В 8.45, за пятнадцать минут до назначенного террористами срока, никакого решения не было принято. Исса время от времени выходил из дома № 31, чтобы переговорить с немецкими чиновниками.
Бургомистр Олимпийской деревни Вальтер Трёгер напрямую спросил Иссу:
— Послушайте, ну зачем вы упорствуете? Бросьте все это! Отпустите заложников и уезжайте.
— Мы все равно уже трупы, — неожиданно ответил ему Исса. — Если не вы убьете нас здесь, так убьют потом другие, если мы вернемся без заложников.
Исса словно пытался объяснить немцам, что, если террористы сдадутся, другие палестинцы найдут их и убьют за «трусость». Исса как бы извинился перед Трёгером:
— Немцы подготовили прекрасные Олимпийские игры, но мы, палестинцы, должны использовать этот повод, чтобы заставить весь мир задуматься над нашим делом.
Аннализа Грэе, устанавливая контакт с Иссой, старалась его разговорить.

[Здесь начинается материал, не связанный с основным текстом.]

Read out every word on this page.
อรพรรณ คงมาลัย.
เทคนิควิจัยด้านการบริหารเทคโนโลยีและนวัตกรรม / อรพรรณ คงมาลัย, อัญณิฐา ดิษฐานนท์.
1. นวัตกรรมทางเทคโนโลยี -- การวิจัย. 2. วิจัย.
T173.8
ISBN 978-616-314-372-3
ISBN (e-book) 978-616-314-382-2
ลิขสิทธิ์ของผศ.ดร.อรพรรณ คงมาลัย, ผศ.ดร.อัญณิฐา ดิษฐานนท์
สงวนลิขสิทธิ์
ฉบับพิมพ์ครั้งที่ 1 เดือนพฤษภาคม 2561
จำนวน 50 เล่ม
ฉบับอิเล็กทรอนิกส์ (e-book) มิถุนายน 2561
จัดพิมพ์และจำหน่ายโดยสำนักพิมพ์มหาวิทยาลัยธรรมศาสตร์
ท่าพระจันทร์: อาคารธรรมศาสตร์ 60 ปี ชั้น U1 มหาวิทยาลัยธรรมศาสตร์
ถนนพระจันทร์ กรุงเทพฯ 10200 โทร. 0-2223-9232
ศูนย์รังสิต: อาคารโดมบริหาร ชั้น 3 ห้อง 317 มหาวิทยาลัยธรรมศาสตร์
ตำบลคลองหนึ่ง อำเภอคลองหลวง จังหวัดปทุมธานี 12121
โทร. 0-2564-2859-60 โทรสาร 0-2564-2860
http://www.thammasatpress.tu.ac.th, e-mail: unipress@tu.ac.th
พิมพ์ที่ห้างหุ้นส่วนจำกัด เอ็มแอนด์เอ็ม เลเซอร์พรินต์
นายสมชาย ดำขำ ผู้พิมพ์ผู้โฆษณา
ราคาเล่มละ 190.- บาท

Он охотно рассказывал немке, как работал в Олимпийской деревне в молочном баре, а перед этим семь лет провел во Франции.
Она осторожно повторяла, что терроризм — не способ достичь своей цели. Исса отвечал, что переговоры о судьбе Ближнего Востока можно вести бесконечно, а его два брата сидят в израильских тюрьмах, и он готов убить кого угодно, лишь бы вернуть им свободу.
Аннализа попросила его не размахивать гранатой у нее под носом. Исса рассмеялся:
— Вам нечего меня опасаться.
Но и ее попытки убедить его бросить эту затею успехом не увенчались.

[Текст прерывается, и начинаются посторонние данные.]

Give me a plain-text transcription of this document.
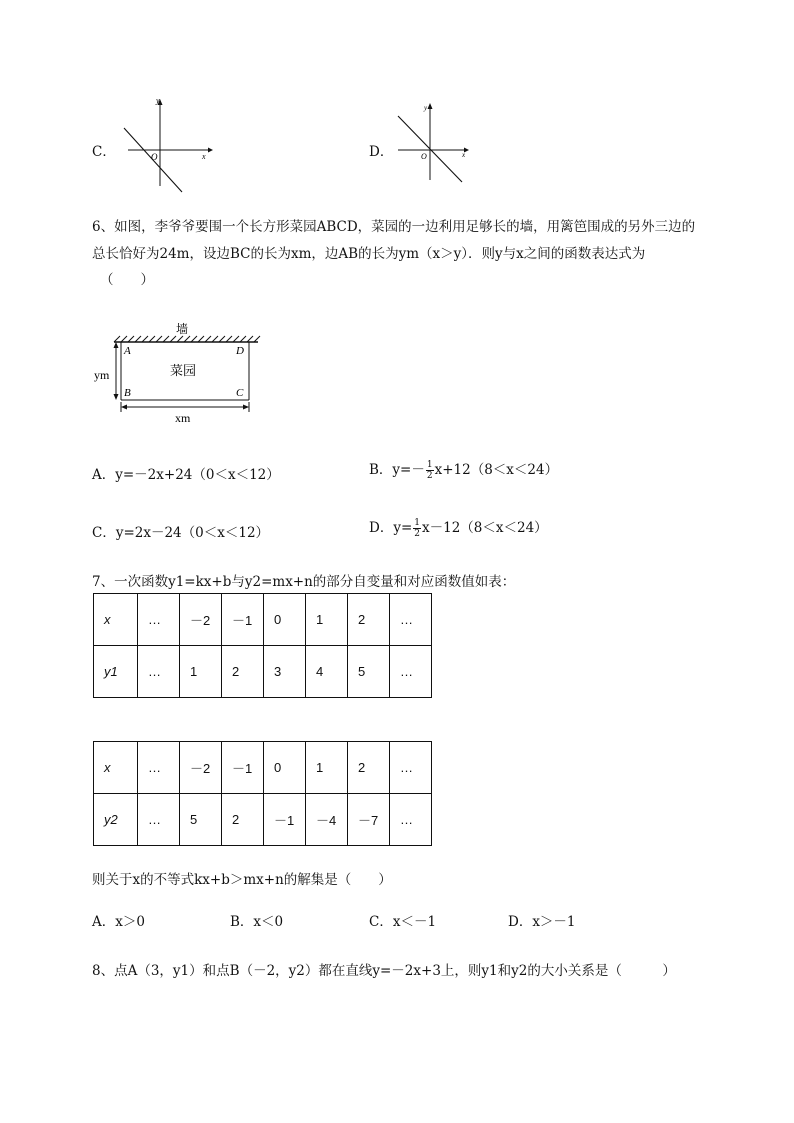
C．
y
x
O	D．
y
x
O
6、如图，李爷爷要围一个长方形菜园ABCD，菜园的一边利用足够长的墙，用篱笆围成的另外三边的
总长恰好为24m，设边BC的长为xm，边AB的长为ym（x＞y）．则y与x之间的函数表达式为
（　　）
墙
菜园
A	D
B	C
ym
xm
A．y=－2x+24（0＜x＜12）	B．$y=- \frac{1}{2} x+12(8<x<24)$
C．y=2x－24（0＜x＜12）	D．$y= \frac{1}{2} x-12(8<x<24)$
7、一次函数y1=kx+b与y2=mx+n的部分自变量和对应函数值如表：
x	…	－2	－1	0	1	2	…
y1	…	1	2	3	4	5	…
x	…	－2	－1	0	1	2	…
y2	…	5	2	－1	－4	－7	…
则关于x的不等式kx+b＞mx+n的解集是（　　）
A．x＞0	B．x＜0	C．x＜－1	D．x＞－1
8、点A（3，y1）和点B（－2，y2）都在直线y=－2x+3上，则y1和y2的大小关系是（　　　）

Стрелки часов подбирались к десяти утра. В Бонне царила паника. Немцы не знали, как быть в ситуации, когда ни израильтян, ни палестинцев не удалось уговорить пойти на компромисс. Баварский министр внутренних дел Бруно Мерк сразу сказал канцлеру Вилли Брандту, прибывшему в Мюнхен:
— Израиль ни при каких условиях не поддастся шантажу со стороны террористов.
Он оказался прав.
ИЕРУСАЛИМ, 5 СЕНТЯБРЯ 1972 ГОДА, УТРО
В Иерусалиме премьер-министр Голда Меир отказалась исполнять требования террористов:
— Если мы один раз это сделаем, ни один израильтянин в мире не будет чувствовать себя в безопасности.
Голда Меир, родившаяся в России и выросшая в Америке, предпочитала высказываться прямо и откровенно. Она обладала редким даром видеть мир в черно-белом свете, без всяких там полутонов, которые только мешают принимать быстрые и решительные меры.
«Ее словно высеченное из камня лицо, — писал бывший государственный секретарь Соединенных Штатов Генри Киссинджер, — свидетельствовало о судьбе народа, которому довелось слишком хорошо познать потециальные возможности бесчеловечности. Ее настороженный взгляд ясно говорил о том, что она не допускает и мысли, что те, кем она руководит, без борьбы согласятся на ту же судьбу.